La Pax Americana fu in un certo senso un impero; certamente per lungo tempo l’America fu soprattutto prima inter pares. Ma essa fu, secondo i riferimenti storici, un impero considerevolmente benigno, tenuto assieme da un potere leggero e dal rispetto, piuttosto che dalla forza (effettivamente ci sono alcune somiglianza con l’antica Pax Romana, ma quella è un’altra storia).

Ma mentre sareste tentati di considerare gli accordi commerciali internazionali, che secondo Trump ci hanno trasformato in una “banca ingorda rapinata da tutti gli altri”, come una storia completamente distinta, essi sono tutt’altro.

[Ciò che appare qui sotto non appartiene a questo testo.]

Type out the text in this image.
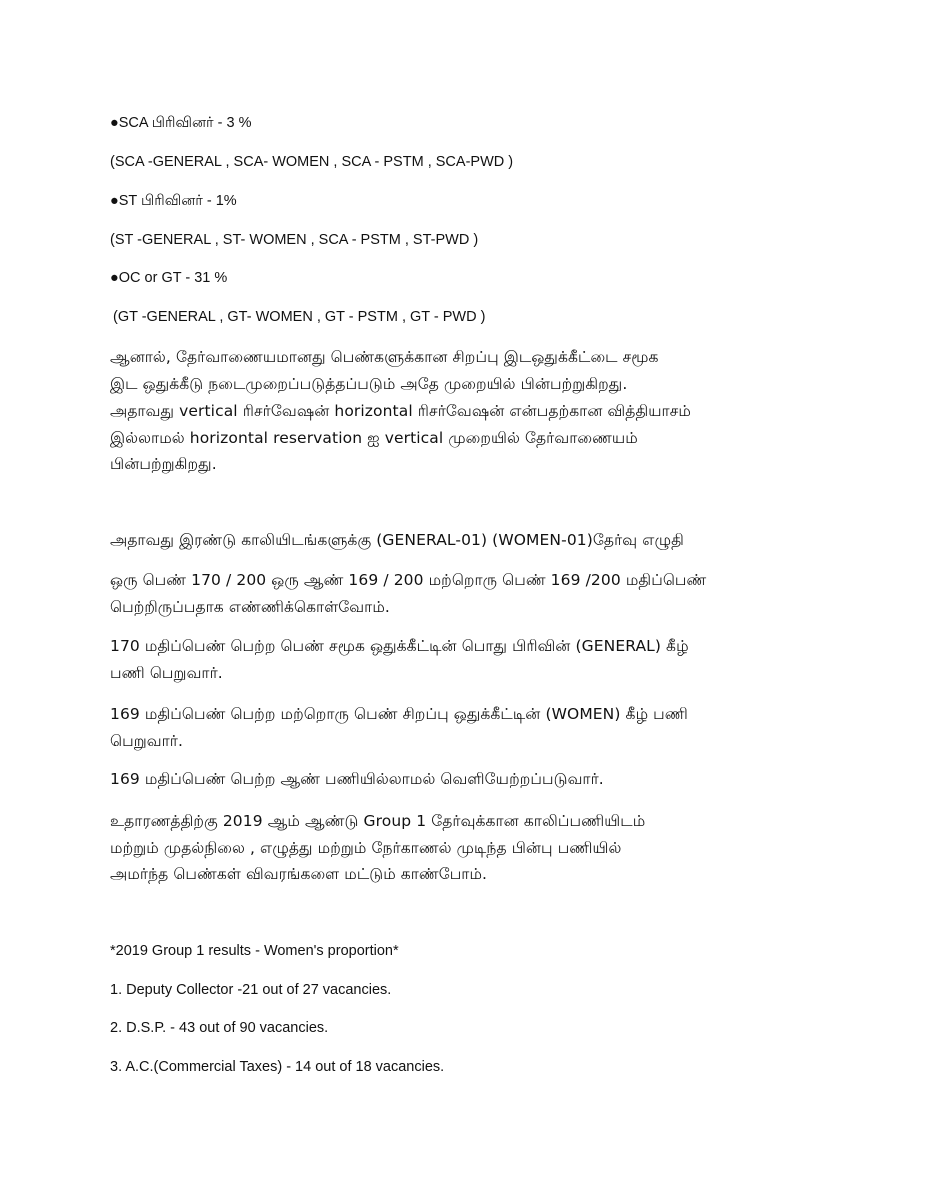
●SCA பிரிவினர் - 3 %
(SCA -GENERAL , SCA- WOMEN , SCA - PSTM , SCA-PWD )
●ST பிரிவினர் - 1%
(ST -GENERAL , ST- WOMEN , SCA - PSTM , ST-PWD )
●OC or GT - 31 %
(GT -GENERAL , GT- WOMEN , GT - PSTM , GT - PWD )
ஆனால், தேர்வாணையமானது பெண்களுக்கான சிறப்பு இடஒதுக்கீட்டை சமூக
இட ஒதுக்கீடு நடைமுறைப்படுத்தப்படும் அதே முறையில் பின்பற்றுகிறது.
அதாவது vertical ரிசர்வேஷன் horizontal ரிசர்வேஷன் என்பதற்கான வித்தியாசம்
இல்லாமல் horizontal reservation ஐ vertical முறையில் தேர்வாணையம்
பின்பற்றுகிறது.
அதாவது இரண்டு காலியிடங்களுக்கு (GENERAL-01) (WOMEN-01)தேர்வு எழுதி
ஒரு பெண் 170 / 200 ஒரு ஆண் 169 / 200 மற்றொரு பெண் 169 /200 மதிப்பெண்
பெற்றிருப்பதாக எண்ணிக்கொள்வோம்.
170 மதிப்பெண் பெற்ற பெண் சமூக ஒதுக்கீட்டின் பொது பிரிவின் (GENERAL) கீழ்
பணி பெறுவார்.
169 மதிப்பெண் பெற்ற மற்றொரு பெண் சிறப்பு ஒதுக்கீட்டின் (WOMEN) கீழ் பணி
பெறுவார்.
169 மதிப்பெண் பெற்ற ஆண் பணியில்லாமல் வெளியேற்றப்படுவார்.
உதாரணத்திற்கு 2019 ஆம் ஆண்டு Group 1 தேர்வுக்கான காலிப்பணியிடம்
மற்றும் முதல்நிலை , எழுத்து மற்றும் நேர்காணல் முடிந்த பின்பு பணியில்
அமர்ந்த பெண்கள் விவரங்களை மட்டும் காண்போம்.
*2019 Group 1 results - Women's proportion*
1. Deputy Collector -21 out of 27 vacancies.
2. D.S.P. - 43 out of 90 vacancies.
3. A.C.(Commercial Taxes) - 14 out of 18 vacancies.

Gli accordi commerciali sono stati concepiti per rendere l’America più ricca ed hanno avuto quella funzione, ma sono anche stati, sin dall’inizio, relativi ad altro che non solo al denaro.

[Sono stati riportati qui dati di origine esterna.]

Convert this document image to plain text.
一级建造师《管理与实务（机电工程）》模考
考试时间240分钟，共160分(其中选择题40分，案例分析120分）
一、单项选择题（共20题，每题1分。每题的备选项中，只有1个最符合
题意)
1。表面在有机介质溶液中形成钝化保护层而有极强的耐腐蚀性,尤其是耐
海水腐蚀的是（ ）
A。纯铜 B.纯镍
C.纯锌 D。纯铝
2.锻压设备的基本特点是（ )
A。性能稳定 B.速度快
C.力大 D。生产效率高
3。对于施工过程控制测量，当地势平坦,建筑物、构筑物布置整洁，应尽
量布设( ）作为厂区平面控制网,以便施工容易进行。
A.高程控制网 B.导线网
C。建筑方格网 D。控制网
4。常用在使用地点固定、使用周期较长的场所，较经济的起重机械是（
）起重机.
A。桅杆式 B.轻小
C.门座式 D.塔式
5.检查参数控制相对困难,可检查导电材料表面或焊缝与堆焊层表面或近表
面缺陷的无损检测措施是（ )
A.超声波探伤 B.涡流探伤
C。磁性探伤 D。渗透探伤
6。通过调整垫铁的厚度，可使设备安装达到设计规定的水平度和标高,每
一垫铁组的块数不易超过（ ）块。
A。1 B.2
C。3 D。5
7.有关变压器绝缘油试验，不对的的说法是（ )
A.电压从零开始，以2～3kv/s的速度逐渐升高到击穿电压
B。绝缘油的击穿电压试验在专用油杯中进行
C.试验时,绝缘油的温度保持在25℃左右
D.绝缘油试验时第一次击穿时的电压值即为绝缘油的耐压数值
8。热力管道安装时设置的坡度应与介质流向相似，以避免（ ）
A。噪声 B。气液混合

Di fatto, il sistema commerciale mondiale non è stato un parto dell’ingegno degli economisti o degli interessi delle imprese, ma di Cordell Hull, il Segretario di Stato per lungo tempo al servizio di Franklin Delano Roosevelt, che riteneva che un “commercio prospero tra le nazioni” fosse un elemento essenziale nella costruzione di una “pace duratura”. In tal modo, si deve pensare alla creazione post bellica dell’Accordo Generale sulle Tariffe e sul Commercio come un aspetto della stessa strategia che più o meno contemporaneamente consentì lo sviluppo del Pian Marshall e la creazione della NATO.

Così tutte le cose che stanno oggi accadendo fanno parte di un tutto. Commettere atrocità ai confini, attaccare lo stato di diritto nazionale, insultare i leader democratici mentre si elogiano i malviventi e rompere gli accordi commerciali, sono tutti fatti che riguardano la fine dell’eccezionalismo americano, il metterci alle spalle gli ideali che ci hanno resi diversi da altre potenti nazioni.

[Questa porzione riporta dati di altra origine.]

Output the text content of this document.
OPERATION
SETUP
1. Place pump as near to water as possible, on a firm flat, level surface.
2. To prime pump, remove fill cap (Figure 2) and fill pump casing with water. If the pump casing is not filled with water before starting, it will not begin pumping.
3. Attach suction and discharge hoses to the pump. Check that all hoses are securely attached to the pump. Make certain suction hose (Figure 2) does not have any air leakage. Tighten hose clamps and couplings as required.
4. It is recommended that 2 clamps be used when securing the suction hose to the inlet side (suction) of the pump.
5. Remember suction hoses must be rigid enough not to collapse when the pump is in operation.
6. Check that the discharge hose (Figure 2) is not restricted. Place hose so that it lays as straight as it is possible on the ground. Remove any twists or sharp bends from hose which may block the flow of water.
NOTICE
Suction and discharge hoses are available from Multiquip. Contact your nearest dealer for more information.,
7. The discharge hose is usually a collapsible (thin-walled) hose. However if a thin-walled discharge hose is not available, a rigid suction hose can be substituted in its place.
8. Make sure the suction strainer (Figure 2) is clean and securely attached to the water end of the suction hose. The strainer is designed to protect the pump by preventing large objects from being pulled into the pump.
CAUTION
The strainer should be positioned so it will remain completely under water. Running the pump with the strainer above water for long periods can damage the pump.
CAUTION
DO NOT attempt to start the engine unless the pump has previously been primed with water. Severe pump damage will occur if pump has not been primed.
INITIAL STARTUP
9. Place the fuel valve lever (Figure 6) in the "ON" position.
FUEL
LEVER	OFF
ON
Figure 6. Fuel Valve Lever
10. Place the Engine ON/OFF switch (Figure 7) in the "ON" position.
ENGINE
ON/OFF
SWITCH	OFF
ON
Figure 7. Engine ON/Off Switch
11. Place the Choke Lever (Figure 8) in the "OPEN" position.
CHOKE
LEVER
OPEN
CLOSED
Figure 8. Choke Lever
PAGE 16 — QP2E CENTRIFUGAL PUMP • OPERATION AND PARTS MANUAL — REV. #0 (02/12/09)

E rigettare i nostri ideali non ci renderà più forti; ci renderà più deboli. Noi siamo stati la guida del mondo libero, sia la guida morale che quella finanziaria e militare. Ma stiamo gettando via tutto questo.

Ancora più importante, ciò non sarà neppure al servizio dei nostri interessi. L’America non è per nulla una potenza dominante come era 70 anni fa; Trump si illude se pensa che altri paesi torneranno indietro di fronte alle sue minacce. E se ci stiamo indirizzando verso una guerra commerciale indiscriminata, il che sembra sempre più probabile, sia lui che coloro che l’hanno votato saranno stupefatti da come finirà: alcune industrie ci guadagneranno, ma milioni di lavoratori saranno delocalizzati.

Dunque Trump non sta rendendo l’America di nuovo grande; sta distruggendo le cose che ci hanno resi grandi, trasformandoci semplicemente in altri prepotenti – persone la cui prepotenza sarà assai meno efficace di quanto lui immagina.